Ich glaube, liebster Vater, es ist jetzt besser zu schweigen, als weiter darüber zu reden. Aber ich bitte Euch aus ganzem Herzen: Fleht den Christus auf Erden und die anderen (Kardinäle) an, sie mögen doch bald diesen Frieden schließen und alles Notwendige tun, was zur Ehre Gottes, zur Reform der heiligen Kirche und zur Behebung dieses Ärgernisses erforderlich ist! Sollte das aber dennoch kommen (was befürchtet wird), dann müsst Ihr fest bleiben in der Tugend und mit Hilfe tugendhafter Männer Widerstand leisten, damit Ihr die Finsternis verjagen könnt und im Licht bleibt. Ich bin gewiss, Gott wird in seinem unendlichen Erbarmen die Finsternis und Fäulnis seiner Braut vertreiben und ihr zur rechten Zeit – wenn es seiner Güte und Liebe gefällt – den Wohlgeruch und auch das Licht wieder zurückgeben. Das tröstet mich und gibt mir wieder Freude. Denn sonst, glaube ich, müsste ich vor Kummer sterben. Seid also mutig und eine Säule, die nicht wankt! Ich werde dafür beten und beten lassen, dass Gott Euch das gewähre. Mehr will ich nicht sagen. Bleibt in der heiligen und zärtlichen Liebe Gottes!
Verzeiht, Vater, meine Anmaßung, dass ich so viel geredet habe. Die Liebe und der Schmerz mögen mich bei Euch entschuldigen.
Geliebter Jesus! Jesus, unsere Liebe!
[1] Vgl. 1 Petr 2,4–5: „Kommt zu ihm, dem lebendigen Stein ... lasst euch als lebendige Steine zu einem geistigen Haus auferbauen.“
[2] Der Teufel, die Welt und das Fleisch sind die drei klassischen Feinde des geistlichen Lebens.
[3] Vgl. Dialog 135, wo die Menschheit der Köder und die Gottheit der Angelhaken ist: „Mit dem Köder deiner Menschheit und dem Angelhaken Meiner Gottheit fing Ich den Teufel, der Meine Wahrheit nicht erkennen konnte.
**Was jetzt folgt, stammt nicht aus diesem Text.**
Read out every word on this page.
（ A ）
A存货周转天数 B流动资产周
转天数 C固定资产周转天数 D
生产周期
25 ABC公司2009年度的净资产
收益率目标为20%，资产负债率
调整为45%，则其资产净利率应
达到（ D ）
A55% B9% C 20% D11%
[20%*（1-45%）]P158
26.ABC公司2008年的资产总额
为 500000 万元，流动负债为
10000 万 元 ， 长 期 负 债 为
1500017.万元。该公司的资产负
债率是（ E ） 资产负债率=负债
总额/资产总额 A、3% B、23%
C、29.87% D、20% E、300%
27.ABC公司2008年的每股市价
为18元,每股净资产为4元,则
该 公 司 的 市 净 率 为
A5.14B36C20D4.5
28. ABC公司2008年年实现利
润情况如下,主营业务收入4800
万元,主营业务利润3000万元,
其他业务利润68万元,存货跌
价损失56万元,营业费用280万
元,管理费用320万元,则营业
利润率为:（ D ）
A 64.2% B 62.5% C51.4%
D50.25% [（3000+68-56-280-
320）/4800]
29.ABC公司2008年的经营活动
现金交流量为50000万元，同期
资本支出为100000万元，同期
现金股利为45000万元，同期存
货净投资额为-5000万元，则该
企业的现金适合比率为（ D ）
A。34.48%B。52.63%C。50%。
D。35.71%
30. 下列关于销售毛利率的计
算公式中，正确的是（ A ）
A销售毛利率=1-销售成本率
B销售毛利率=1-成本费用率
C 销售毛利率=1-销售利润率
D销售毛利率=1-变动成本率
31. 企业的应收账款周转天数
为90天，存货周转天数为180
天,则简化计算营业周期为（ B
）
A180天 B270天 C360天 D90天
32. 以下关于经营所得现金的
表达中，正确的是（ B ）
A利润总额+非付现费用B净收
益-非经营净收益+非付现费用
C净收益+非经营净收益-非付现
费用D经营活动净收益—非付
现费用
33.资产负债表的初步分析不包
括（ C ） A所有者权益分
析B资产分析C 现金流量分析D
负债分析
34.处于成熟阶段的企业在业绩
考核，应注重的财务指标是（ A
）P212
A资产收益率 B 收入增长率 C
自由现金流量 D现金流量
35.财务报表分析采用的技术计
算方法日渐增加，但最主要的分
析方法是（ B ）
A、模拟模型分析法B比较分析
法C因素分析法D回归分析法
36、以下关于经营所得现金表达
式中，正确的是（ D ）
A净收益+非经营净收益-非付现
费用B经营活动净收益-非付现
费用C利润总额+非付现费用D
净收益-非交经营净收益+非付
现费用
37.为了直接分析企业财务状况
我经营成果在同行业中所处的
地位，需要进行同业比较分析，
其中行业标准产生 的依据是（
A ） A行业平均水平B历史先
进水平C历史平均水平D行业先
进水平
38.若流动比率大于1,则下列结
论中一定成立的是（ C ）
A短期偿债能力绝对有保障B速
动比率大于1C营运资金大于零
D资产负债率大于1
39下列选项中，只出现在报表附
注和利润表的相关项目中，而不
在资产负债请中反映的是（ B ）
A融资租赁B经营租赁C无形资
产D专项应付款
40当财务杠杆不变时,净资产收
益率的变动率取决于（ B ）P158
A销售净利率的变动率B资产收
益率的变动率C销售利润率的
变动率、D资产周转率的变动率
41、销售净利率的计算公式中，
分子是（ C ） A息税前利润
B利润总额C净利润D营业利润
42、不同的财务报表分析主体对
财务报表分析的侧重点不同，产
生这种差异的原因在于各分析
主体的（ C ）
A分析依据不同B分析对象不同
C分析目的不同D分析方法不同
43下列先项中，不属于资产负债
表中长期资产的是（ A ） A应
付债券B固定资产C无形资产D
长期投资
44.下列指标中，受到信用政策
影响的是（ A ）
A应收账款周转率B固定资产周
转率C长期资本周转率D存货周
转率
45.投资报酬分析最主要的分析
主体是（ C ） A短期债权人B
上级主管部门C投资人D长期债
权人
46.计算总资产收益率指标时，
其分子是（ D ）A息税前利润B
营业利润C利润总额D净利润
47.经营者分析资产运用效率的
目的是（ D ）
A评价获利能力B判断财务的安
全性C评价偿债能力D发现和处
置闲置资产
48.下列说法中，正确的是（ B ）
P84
Diese Wahrheit, das fleischgewordene Wort, kam, um die Lüge (des Teufels), mit der er das Menschengeschlecht getäuscht hatte, zu zerstören und zu beenden.“
[4] Die Nachricht von einer Auseinandersetzung zwischen Urban VI. und den Kardinälen am Päpstlichen Hof in Rom erreichte Florenz am 10. Mai 1378.
[5] Es scheint, Caterina hat tatsächlich bereits das Schisma befürchtet oder zumindest eine Revolte gegen Urban VI..
[6] Ein ähnlicher Ausdruck kommt im gesamten Schrifttum Caterinas nirgends mehr vor.
[7] Sie spricht hier von einer eigenen mystischen Erfahrung (wozu sie gewöhnlich die Form der 3. Person wählt). Raimund erzählt, Caterina habe ihm bereits 1375 gesagt: „Das, was ihr jetzt seht, ist wie Milch und Honig im Vergleich zu dem, was noch kommen wird ... Denn jetzt tun das die Nichtpriester und Laien. Bald aber werdet ihr sehen, um wie viel schlimmer die Geistlichen gegen den Papst und gegen die Einheit der Kirche Gottes vorgehen. Wenn der Papst sie ihrer ungeordneten Sitten wegen zurechtweisen will, werden sie in der ganzen Kirche für einen allgemeinen Skandal sorgen, der sie zweifellos fast wie eine Häresie spalten wird. Wappnet euch also mit Geduld, denn all diese Dinge werdet ihr binnen kurzer Zeit sehen“ (Legenda Maior 286).